Pour en finir avec John Zorn, et si ce n'a déjà été fait, mettons les points sur les i : malgré la quantité faramineuse de disques qu'il a produit, enregistré et/ou distribué, pour la postérité, on ne retiendra de lui que trois choses : la création de son label Tzadik, l'expérience Naked City et, enfin, sans doute le plus beau de tous, Masada, au coeur même de son oeuvre. [...]
Car, je persiste et signe, s'il ne fallait en retenir qu'un, Masada s'imposerait sans contestations possibles car il n'existe aucun autre projet à mon humble avis qui soit parvenu, comme celui-ci, à synthétiser de manière aussi remarquable et nuancée l'aspect multiple de l'artiste. [...]. Dans l'exercice de l'écrit, avec Masada, John Zorn a su rester simple. C'est une qualité rare que le saxophoniste est heureusement parvenu à conserver ici malgré une carrière en tous points portée sur l'excès. En guise de relecture, souvenez-vous, il y eut déjà le très bon "Bar Kokhba" en 1996. "The Circle Maker", autre double album qui le suit de peu, affine le concept en consacrant chacun des deux disques à une formation bien précise ; sur le premier volume intitulé "Issachar", évolue le Masada String Trio constitué de Greg Cohen, Mark Feldman et Erik Friedlander.
On y retrouve fatalement les aspirations contemporaines du compositeur servi par une interprétation fantastique de retenue et d'intuitivité.
"Zevulum", le second volume, introduit le Bar Kokhba Sextet, doublant le nombre de participants du Masada String Trio en leur adjoignant les services de Cyro Baptista, Joey Baron et Marc Ribot. Comme vous pouvez le voir, peu à peu, l'Electric Masada prend forme mais attention, il n'est nul question ici de folie furieuse.
Aussi mesuré que le Masada String Trio, le Bar Kokhba Sextet apporte une touche plus exotique à l'ensemble, rappelant étonnamment par endroits les musiques de film de Lalo Schiffrin. Le bruit n'est pas une fin en soi non plus.

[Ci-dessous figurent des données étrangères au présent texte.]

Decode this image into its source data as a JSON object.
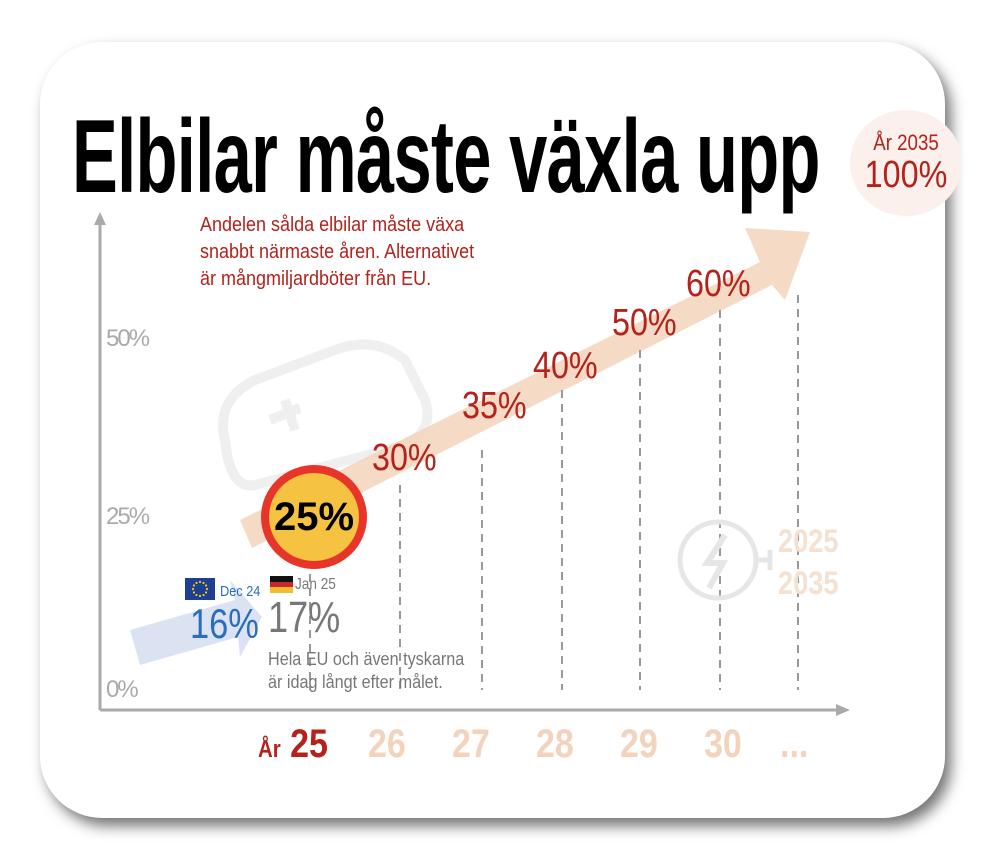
{
  "title": "Elbilar måste växla upp",
  "subtitle": [
    "Andelen sålda elbilar måste växa",
    "snabbt närmaste åren. Alternativet",
    "är mångmiljardböter från EU."
  ],
  "target": {
    "label": "År 2035",
    "value": "100%"
  },
  "colors": {
    "accent_red": "#b5211b",
    "arrow": "#f3d3bc",
    "eu_blue": "#2a6ebb",
    "circle_fill": "#f5c242",
    "circle_border": "#e8352a"
  },
  "chart_data": {
    "type": "line",
    "y_tick_labels": [
      "50%",
      "25%",
      "0%"
    ],
    "x_tick_labels": {
      "prefix": "År",
      "labels": [
        "25",
        "26",
        "27",
        "28",
        "29",
        "30",
        "..."
      ]
    },
    "series": [
      {
        "values": [
          {
            "x": "25",
            "y": 25,
            "label": "25%"
          },
          {
            "x": "26",
            "y": 30,
            "label": "30%"
          },
          {
            "x": "27",
            "y": 35,
            "label": "35%"
          },
          {
            "x": "28",
            "y": 40,
            "label": "40%"
          },
          {
            "x": "29",
            "y": 50,
            "label": "50%"
          },
          {
            "x": "30",
            "y": 60,
            "label": "60%"
          }
        ]
      }
    ],
    "annotations": {
      "eu": {
        "date": "Dec 24",
        "value": "16%",
        "icon": "eu-flag-icon"
      },
      "germany": {
        "date": "Jan 25",
        "value": "17%",
        "icon": "germany-flag-icon"
      },
      "note": [
        "Hela EU och även tyskarna",
        "är idag långt efter målet."
      ]
    },
    "grid": false
  },
  "badge_years": [
    "2025",
    "2035"
  ]
}
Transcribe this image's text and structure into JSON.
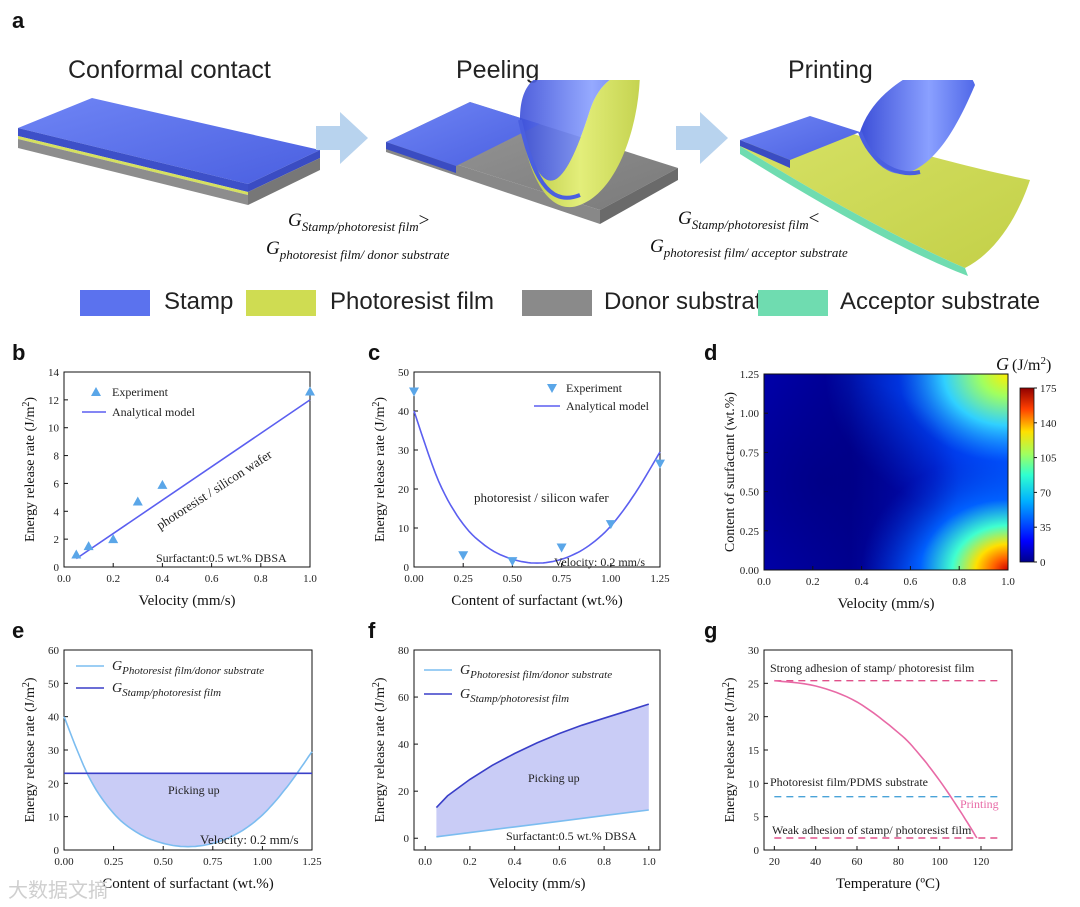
{
  "panel_a": {
    "label": "a",
    "steps": [
      "Conformal contact",
      "Peeling",
      "Printing"
    ],
    "eq1": {
      "line1_sub": "Stamp/photoresist film",
      "op1": ">",
      "line2_sub": "photoresist film/ donor substrate"
    },
    "eq2": {
      "line1_sub": "Stamp/photoresist film",
      "op2": "<",
      "line2_sub": "photoresist film/ acceptor substrate"
    },
    "G": "G",
    "legend": [
      {
        "label": "Stamp",
        "color": "#5b72ee"
      },
      {
        "label": "Photoresist film",
        "color": "#cfdc52"
      },
      {
        "label": "Donor substrate",
        "color": "#8a8a8a"
      },
      {
        "label": "Acceptor substrate",
        "color": "#6fdcb0"
      }
    ]
  },
  "chart_data": [
    {
      "id": "b",
      "type": "line+scatter",
      "xlabel": "Velocity (mm/s)",
      "ylabel": "Energy release rate (J/m²)",
      "xlim": [
        0,
        1.0
      ],
      "ylim": [
        0,
        14
      ],
      "xticks": [
        "0.0",
        "0.2",
        "0.4",
        "0.6",
        "0.8",
        "1.0"
      ],
      "yticks": [
        "0",
        "2",
        "4",
        "6",
        "8",
        "10",
        "12",
        "14"
      ],
      "series": [
        {
          "name": "Experiment",
          "kind": "scatter",
          "x": [
            0.05,
            0.1,
            0.2,
            0.3,
            0.4,
            1.0
          ],
          "y": [
            0.9,
            1.5,
            2.0,
            4.7,
            5.9,
            12.6
          ]
        },
        {
          "name": "Analytical model",
          "kind": "line",
          "x": [
            0.05,
            1.0
          ],
          "y": [
            0.6,
            12.0
          ]
        }
      ],
      "annotations": [
        "photoresist / silicon wafer",
        "Surfactant:0.5 wt.% DBSA"
      ]
    },
    {
      "id": "c",
      "type": "line+scatter",
      "xlabel": "Content of surfactant (wt.%)",
      "ylabel": "Energy release rate (J/m²)",
      "xlim": [
        0,
        1.25
      ],
      "ylim": [
        0,
        50
      ],
      "xticks": [
        "0.00",
        "0.25",
        "0.50",
        "0.75",
        "1.00",
        "1.25"
      ],
      "yticks": [
        "0",
        "10",
        "20",
        "30",
        "40",
        "50"
      ],
      "series": [
        {
          "name": "Experiment",
          "kind": "scatter",
          "x": [
            0,
            0.25,
            0.5,
            0.75,
            1.0,
            1.25
          ],
          "y": [
            45,
            3,
            1.5,
            5,
            11,
            26.5
          ]
        },
        {
          "name": "Analytical model",
          "kind": "line",
          "x": [
            0,
            0.125,
            0.25,
            0.375,
            0.5,
            0.625,
            0.75,
            0.875,
            1.0,
            1.125,
            1.25
          ],
          "y": [
            40,
            22,
            11,
            5,
            2,
            1,
            2,
            5,
            10.5,
            19,
            29.5
          ]
        }
      ],
      "annotations": [
        "photoresist / silicon wafer",
        "Velocity: 0.2 mm/s"
      ]
    },
    {
      "id": "d",
      "type": "heatmap",
      "xlabel": "Velocity (mm/s)",
      "ylabel": "Content of surfactant (wt.%)",
      "xlim": [
        0,
        1.0
      ],
      "ylim": [
        0,
        1.25
      ],
      "xticks": [
        "0.0",
        "0.2",
        "0.4",
        "0.6",
        "0.8",
        "1.0"
      ],
      "yticks": [
        "0.00",
        "0.25",
        "0.50",
        "0.75",
        "1.00",
        "1.25"
      ],
      "colorbar": {
        "title": "G",
        "unit": "(J/m²)",
        "ticks": [
          "0",
          "35",
          "70",
          "105",
          "140",
          "175"
        ],
        "range": [
          0,
          175
        ]
      }
    },
    {
      "id": "e",
      "type": "line",
      "xlabel": "Content of surfactant (wt.%)",
      "ylabel": "Energy release rate (J/m²)",
      "xlim": [
        0,
        1.25
      ],
      "ylim": [
        0,
        60
      ],
      "xticks": [
        "0.00",
        "0.25",
        "0.50",
        "0.75",
        "1.00",
        "1.25"
      ],
      "yticks": [
        "0",
        "10",
        "20",
        "30",
        "40",
        "50",
        "60"
      ],
      "series": [
        {
          "name": "G",
          "sub": "Photoresist film/donor substrate",
          "x": [
            0,
            0.125,
            0.25,
            0.375,
            0.5,
            0.625,
            0.75,
            0.875,
            1.0,
            1.125,
            1.25
          ],
          "y": [
            40,
            22,
            11,
            5,
            2,
            1,
            2,
            5,
            10.5,
            19,
            29.5
          ]
        },
        {
          "name": "G",
          "sub": "Stamp/photoresist film",
          "x": [
            0,
            1.25
          ],
          "y": [
            23,
            23
          ]
        }
      ],
      "annotations": [
        "Picking up",
        "Velocity: 0.2 mm/s"
      ]
    },
    {
      "id": "f",
      "type": "area",
      "xlabel": "Velocity (mm/s)",
      "ylabel": "Energy release rate (J/m²)",
      "xlim": [
        -0.05,
        1.05
      ],
      "ylim": [
        -5,
        80
      ],
      "xticks": [
        "0.0",
        "0.2",
        "0.4",
        "0.6",
        "0.8",
        "1.0"
      ],
      "yticks": [
        "0",
        "20",
        "40",
        "60",
        "80"
      ],
      "series": [
        {
          "name": "G",
          "sub": "Photoresist film/donor substrate",
          "x": [
            0.05,
            0.2,
            0.4,
            0.6,
            0.8,
            1.0
          ],
          "y": [
            0.6,
            2.4,
            4.8,
            7.2,
            9.6,
            12.0
          ]
        },
        {
          "name": "G",
          "sub": "Stamp/photoresist film",
          "x": [
            0.05,
            0.1,
            0.2,
            0.3,
            0.4,
            0.5,
            0.6,
            0.7,
            0.8,
            0.9,
            1.0
          ],
          "y": [
            13,
            18,
            25,
            31,
            36,
            40.5,
            44.5,
            48,
            51,
            54,
            57
          ]
        }
      ],
      "annotations": [
        "Picking up",
        "Surfactant:0.5 wt.% DBSA"
      ]
    },
    {
      "id": "g",
      "type": "line",
      "xlabel": "Temperature (ºC)",
      "ylabel": "Energy release rate (J/m²)",
      "xlim": [
        15,
        135
      ],
      "ylim": [
        0,
        30
      ],
      "xticks": [
        "20",
        "40",
        "60",
        "80",
        "100",
        "120"
      ],
      "yticks": [
        "0",
        "5",
        "10",
        "15",
        "20",
        "25",
        "30"
      ],
      "series": [
        {
          "name": "Strong adhesion of stamp/ photoresist film",
          "style": "dashed",
          "x": [
            20,
            130
          ],
          "y": [
            25.4,
            25.4
          ]
        },
        {
          "name": "Photoresist film/PDMS substrate",
          "style": "dashed",
          "x": [
            20,
            130
          ],
          "y": [
            8,
            8
          ]
        },
        {
          "name": "Weak adhesion of stamp/ photoresist film",
          "style": "dashed",
          "x": [
            20,
            130
          ],
          "y": [
            1.8,
            1.8
          ]
        },
        {
          "name": "Printing",
          "style": "solid",
          "x": [
            20,
            40,
            60,
            80,
            90,
            100,
            110,
            118
          ],
          "y": [
            25.4,
            24.6,
            22.2,
            17.6,
            14.4,
            10.4,
            5.8,
            1.8
          ]
        }
      ]
    }
  ],
  "panel_labels": [
    "b",
    "c",
    "d",
    "e",
    "f",
    "g"
  ],
  "watermark": "大数据文摘"
}
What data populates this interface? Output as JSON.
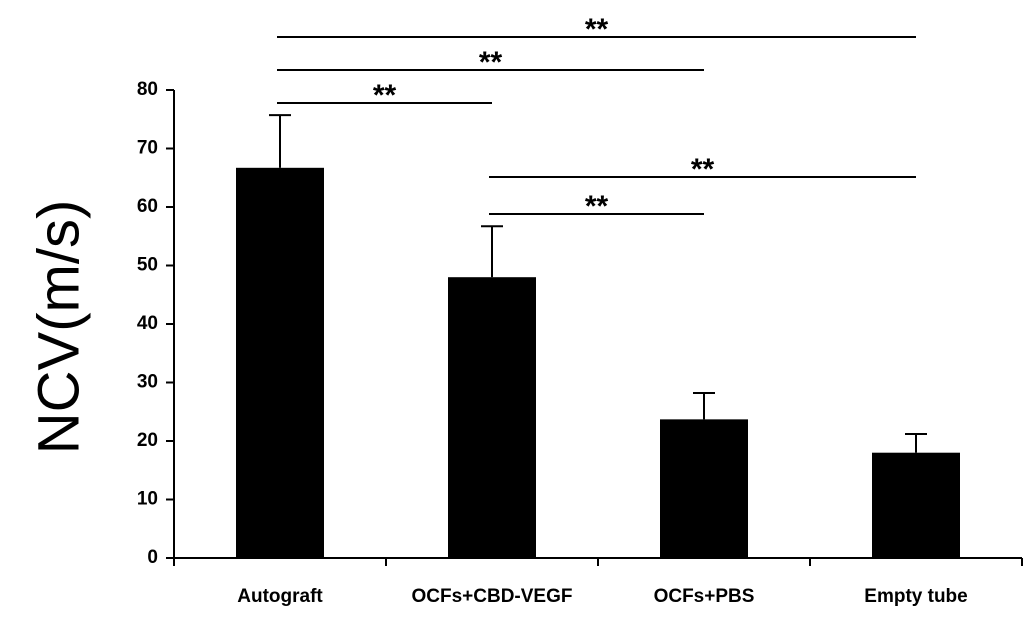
{
  "chart_data": {
    "type": "bar",
    "title": "",
    "xlabel": "",
    "ylabel": "NCV(m/s)",
    "categories": [
      "Autograft",
      "OCFs+CBD-VEGF",
      "OCFs+PBS",
      "Empty tube"
    ],
    "values": [
      66.7,
      48.0,
      23.7,
      18.0
    ],
    "errors": [
      9.0,
      8.7,
      4.5,
      3.2
    ],
    "ylim": [
      0,
      80
    ],
    "yticks": [
      0,
      10,
      20,
      30,
      40,
      50,
      60,
      70,
      80
    ],
    "ytick_labels": [
      "0",
      "10",
      "20",
      "30",
      "40",
      "50",
      "60",
      "70",
      "80"
    ],
    "bar_color": "#000000",
    "grid": false,
    "legend": "none",
    "significance": [
      {
        "from": 0,
        "to": 3,
        "label": "**"
      },
      {
        "from": 0,
        "to": 2,
        "label": "**"
      },
      {
        "from": 0,
        "to": 1,
        "label": "**"
      },
      {
        "from": 1,
        "to": 3,
        "label": "**"
      },
      {
        "from": 1,
        "to": 2,
        "label": "**"
      }
    ]
  }
}
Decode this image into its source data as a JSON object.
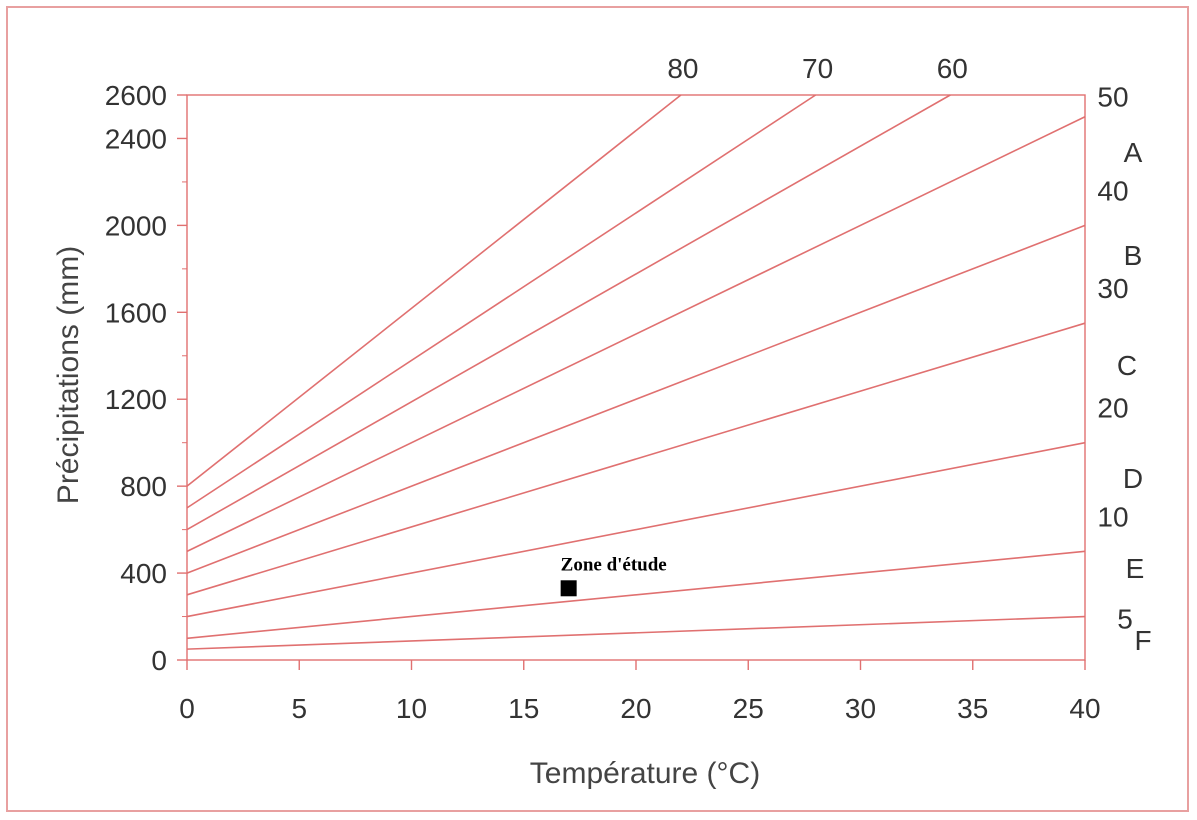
{
  "chart_data": {
    "type": "line",
    "title": "",
    "xlabel": "Température (°C)",
    "ylabel": "Précipitations (mm)",
    "xlim": [
      0,
      40
    ],
    "ylim": [
      0,
      2600
    ],
    "x_ticks": [
      0,
      5,
      10,
      15,
      20,
      25,
      30,
      35,
      40
    ],
    "y_ticks": [
      0,
      400,
      800,
      1200,
      1600,
      2000,
      2400,
      2600
    ],
    "grid": false,
    "line_color": "#e07070",
    "series": [
      {
        "label": "80",
        "points": [
          [
            0,
            800
          ],
          [
            22,
            2600
          ]
        ]
      },
      {
        "label": "70",
        "points": [
          [
            0,
            700
          ],
          [
            28,
            2600
          ]
        ]
      },
      {
        "label": "60",
        "points": [
          [
            0,
            600
          ],
          [
            34,
            2600
          ]
        ]
      },
      {
        "label": "50",
        "points": [
          [
            0,
            500
          ],
          [
            40,
            2500
          ]
        ]
      },
      {
        "label": "40",
        "points": [
          [
            0,
            400
          ],
          [
            40,
            2000
          ]
        ]
      },
      {
        "label": "30",
        "points": [
          [
            0,
            300
          ],
          [
            40,
            1550
          ]
        ]
      },
      {
        "label": "20",
        "points": [
          [
            0,
            200
          ],
          [
            40,
            1000
          ]
        ]
      },
      {
        "label": "10",
        "points": [
          [
            0,
            100
          ],
          [
            40,
            500
          ]
        ]
      },
      {
        "label": "5",
        "points": [
          [
            0,
            50
          ],
          [
            40,
            200
          ]
        ]
      }
    ],
    "zone_letters": [
      "A",
      "B",
      "C",
      "D",
      "E",
      "F"
    ],
    "annotation": {
      "text": "Zone d'étude",
      "x": 17,
      "y": 330,
      "marker_color": "#000000"
    }
  }
}
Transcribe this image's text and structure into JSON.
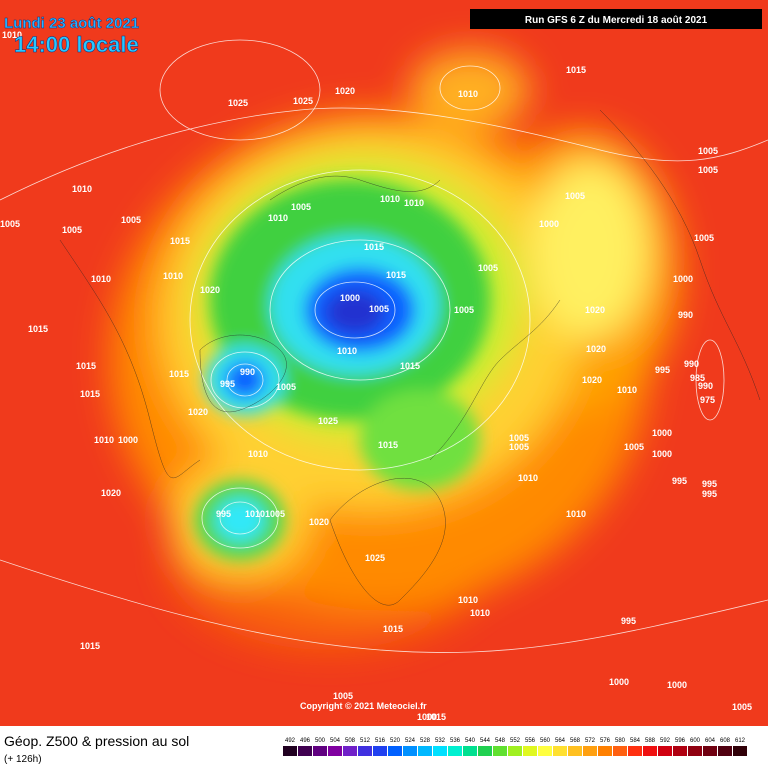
{
  "header": {
    "date": "Lundi 23 août 2021",
    "time": "14:00 locale",
    "run": "Run GFS 6 Z du Mercredi 18 août 2021"
  },
  "map": {
    "isobar_labels": [
      1010,
      1015,
      1025,
      1025,
      1020,
      1010,
      1005,
      1005,
      1010,
      1005,
      1005,
      1005,
      1010,
      1005,
      1010,
      1010,
      1005,
      1000,
      1005,
      1015,
      1015,
      1005,
      1010,
      1010,
      1015,
      1000,
      1020,
      1000,
      1005,
      1005,
      1020,
      990,
      1015,
      1010,
      1020,
      990,
      995,
      1005,
      1015,
      995,
      990,
      985,
      1020,
      1015,
      1015,
      1015,
      1010,
      990,
      975,
      1020,
      1025,
      1010,
      1000,
      1015,
      1005,
      1005,
      1000,
      1005,
      1000,
      1010,
      1010,
      995,
      995,
      995,
      1020,
      995,
      1010,
      1005,
      1020,
      1010,
      1025,
      1010,
      1010,
      995,
      1015,
      1015,
      1000,
      1000,
      1005,
      1005,
      1000,
      1015
    ],
    "copyright": "Copyright © 2021 Meteociel.fr"
  },
  "footer": {
    "title": "Géop. Z500 & pression au sol",
    "subtitle": "(+ 126h)"
  },
  "legend": {
    "values": [
      492,
      496,
      500,
      504,
      508,
      512,
      516,
      520,
      524,
      528,
      532,
      536,
      540,
      544,
      548,
      552,
      556,
      560,
      564,
      568,
      572,
      576,
      580,
      584,
      588,
      592,
      596,
      600,
      604,
      608,
      612
    ],
    "colors": [
      "#200020",
      "#400050",
      "#600080",
      "#8000a0",
      "#7020c8",
      "#4030e0",
      "#2040f0",
      "#0060ff",
      "#0090ff",
      "#00b8ff",
      "#00e0ff",
      "#00f0d0",
      "#00e090",
      "#20d050",
      "#60e030",
      "#a0f020",
      "#e0f820",
      "#ffff40",
      "#ffe030",
      "#ffc020",
      "#ffa010",
      "#ff8000",
      "#ff6010",
      "#ff3010",
      "#f01010",
      "#d00010",
      "#b00010",
      "#900010",
      "#700010",
      "#500010",
      "#300008"
    ]
  }
}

Grâce aux perspectives complémentaires qu'il propose, "The Circle Maker" s'avère être une oeuvre d'un raffinement prodigieux et, en ce qui me concerne, une des pièces maîtresses du catalogue Tzadik.
(samedi 8 juillet 2006)
Guts of Darkness




Trublion des musiques nouvelles et du jazz contemporain, Zorn est un artiste à part, dont chaque album explore un nouveau paysage entre ambient, jazz et grindcore, au risque d'effrayer à chaque fois ses fidèles ! Seul projet du saxophoniste à avoir perduré plus d'une décennie, avec une qualité constante, Masada est une relecture moderne de la musique juive traditionnelle par le maître et quelques-uns de ses fidèles, Marc Ribot et Greg Cohen. Une dizaine de disques, par des formations jazz, des quatuors à cordes ou des trios de guitare, ont développé et réinventé un répertoire qui se compte aujourd'hui en centaines de morceaux. Sur ce double album studio, Zorn explore deux facettes du projet, à la tête d'un trio de cordes puis avec cette même formation de base, augmentée d'une section rythmique et de percussions. L'auditeur passe donc d'une musique de chambre fiévreuse mais mélodique à une sorte d'exotica, pleine de rythmes latins. The Circle Maker est probablement le disque le plus dense de Masada et se révèlera quasi-inusable tant il recèle de subtilités et d'arrangements.